Quién soy ya lo he dicho, y no es intención mía meterme en berenjenales ajenos, ni ponerle cuernos al cervatillo antes del momento deseado; aunque, no esté de más decir, aunque contradiga al mentado señor, que nací en un lugar de la Mancha de cuyo nombre no quiero olvidarme, ni pienso olvidarme. Tampoco debería olvidarse Cide Hamete Benengeli, que buenos maravedíes, reales y escudos le ha dado el no mentado lugar, para que al mundo piense que no le pueda interesar saber nada del mismo.

 A buen seguro, en los años venideros, habrá riñas y disputas sobre si fue aquí, allí o allá, y dirán que no quiere acordarse porque se casó y se marchó a Sevilla por no aguantar la presencia de la suegra, que siempre buscaba la excusa para ponerlo en contra de quien debiera querer.  O, tal vez, que fulano tal o cual, era el mismo don Alonso en persona. Ya se dice de todo sobre el caballero, y más sobre don Alonso y mi padre, y eso que, todavía estamos vivas, personas que conocieron a al uno como al otro, que Dios los tendrá en su gloria, ¿qué será cuando nadie recuerde que hubo un caballero loco y un escudero cándido? A Buen seguro dirán que son criaturas creadas por un escritor que quiso ser poeta y dramaturgo, y no fue capaz…

No piense mal. Como sé que ha de leer vuestra merced lo que aquí cuento, decirle que no es plato de gusto que, donde te han dado pan, posada y vino con agrado, apenas has salido del lugar, vuestra merced, se haya olvidado del nombre que tan buenos rendimientos le dio. No creo yo que le tratasen tan mal ni allí donde nací, ni aquí en esta aldea del Pinarejo. Tal y conforme me narró vuestra merced, en pocas ocasiones, en larga vida, tuvo agradecimientos. Y la fortuna, las más de las veces os fue adversa, como si todos los seres malignos de los infiernos se hubiesen confabulado contra vos.  Sin aplicar, en ningún momento, aquello de donde vayas lo que vieres hagas, que bien agradecido con las personas humildes sois, pagando por adelantado convites, antes de saber si al final tendrá vuestra merced cosecha.

 

Puedes comprar la novela aquí 

 

 

CAPÍTULO

 

Las pretensiones de Teresa Panza

 de aprender a leer

 

Iniciemos, pues, la labranza en estos blancos surcos, tan torcidos como el revolotear del guacho de un gorrión.
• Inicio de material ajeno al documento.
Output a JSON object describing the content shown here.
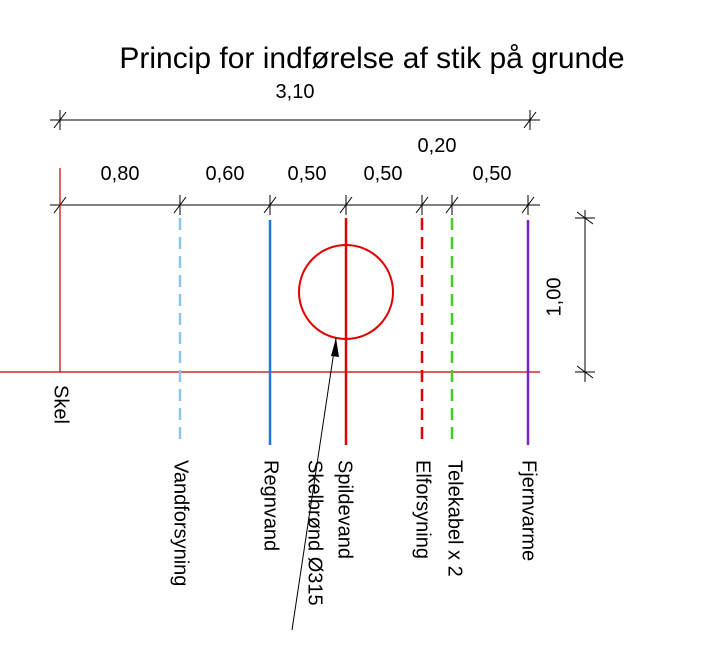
{
  "title": "Princip for indførelse af stik på grunde",
  "dimensions": {
    "total": "3,10",
    "segments": [
      "0,80",
      "0,60",
      "0,50",
      "0,50",
      "0,20",
      "0,50"
    ],
    "depth": "1,00"
  },
  "lines": [
    "Skel",
    "Vandforsyning",
    "Regnvand",
    "Spildevand",
    "Elforsyning",
    "Telekabel x 2",
    "Fjernvarme"
  ],
  "well_label": "Skelbrønd Ø315"
}
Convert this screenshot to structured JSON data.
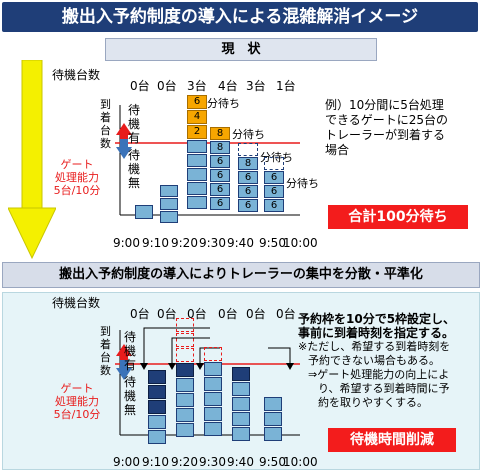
{
  "title": "搬出入予約制度の導入による混雑解消イメージ",
  "sections": {
    "current": {
      "label": "現　状",
      "queue_header": "待機台数",
      "queue_counts": [
        "0台",
        "0台",
        "3台",
        "4台",
        "3台",
        "1台"
      ],
      "note_lines": [
        "例）10分間に5台処理",
        "できるゲートに25台の",
        "トレーラーが到着する",
        "場合"
      ],
      "result": "合計100分待ち",
      "wait_labels": [
        "分待ち",
        "分待ち",
        "分待ち",
        "分待ち"
      ],
      "box_numbers_a": [
        "6",
        "4",
        "2"
      ],
      "box_numbers_b": [
        "8",
        "8",
        "6",
        "6",
        "6",
        "6"
      ],
      "box_numbers_c": [
        "8",
        "6",
        "6",
        "6",
        "6"
      ],
      "box_numbers_d": [
        "6",
        "6",
        "6",
        "6"
      ]
    },
    "reserved": {
      "label": "搬出入予約制度の導入によりトレーラーの集中を分散・平準化",
      "queue_header": "待機台数",
      "queue_counts": [
        "0台",
        "0台",
        "0台",
        "0台",
        "0台",
        "0台"
      ],
      "note_lines": [
        "予約枠を10分で5枠設定し、",
        "事前に到着時刻を指定する。",
        "※ただし、希望する到着時刻を",
        "予約できない場合もある。",
        "⇒ゲート処理能力の向上によ",
        "り、希望する到着時間に予",
        "約を取りやすくする。"
      ],
      "result": "待機時間削減"
    }
  },
  "common": {
    "y_axis_label": "到着台数",
    "waiting_yes": "待機有",
    "waiting_no": "待機無",
    "gate_lines": [
      "ゲート",
      "処理能力",
      "5台/10分"
    ],
    "time_labels": [
      "9:00",
      "9:10",
      "9:20",
      "9:30",
      "9:40",
      "9:50",
      "10:00"
    ]
  },
  "colors": {
    "title_bg": "#1f3e78",
    "box_fill": "#7ab3d6",
    "box_dark": "#1f3e78",
    "red": "#e81c1c",
    "orange": "#f7a600",
    "yellow_arrow": "#f4f000"
  }
}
Hace algunos años, recién mozuela, cuando comenzaba a manchar los primeros trapos, algunas enaguas y sayas por descuido de mi poca edad. No nos habíamos recuperado del dolor de lo de mi hermana, cuando aconteció la triste muerte de don Alonso Quijano, con la triste herencia que nos dejó y que ya habrá momento de contar.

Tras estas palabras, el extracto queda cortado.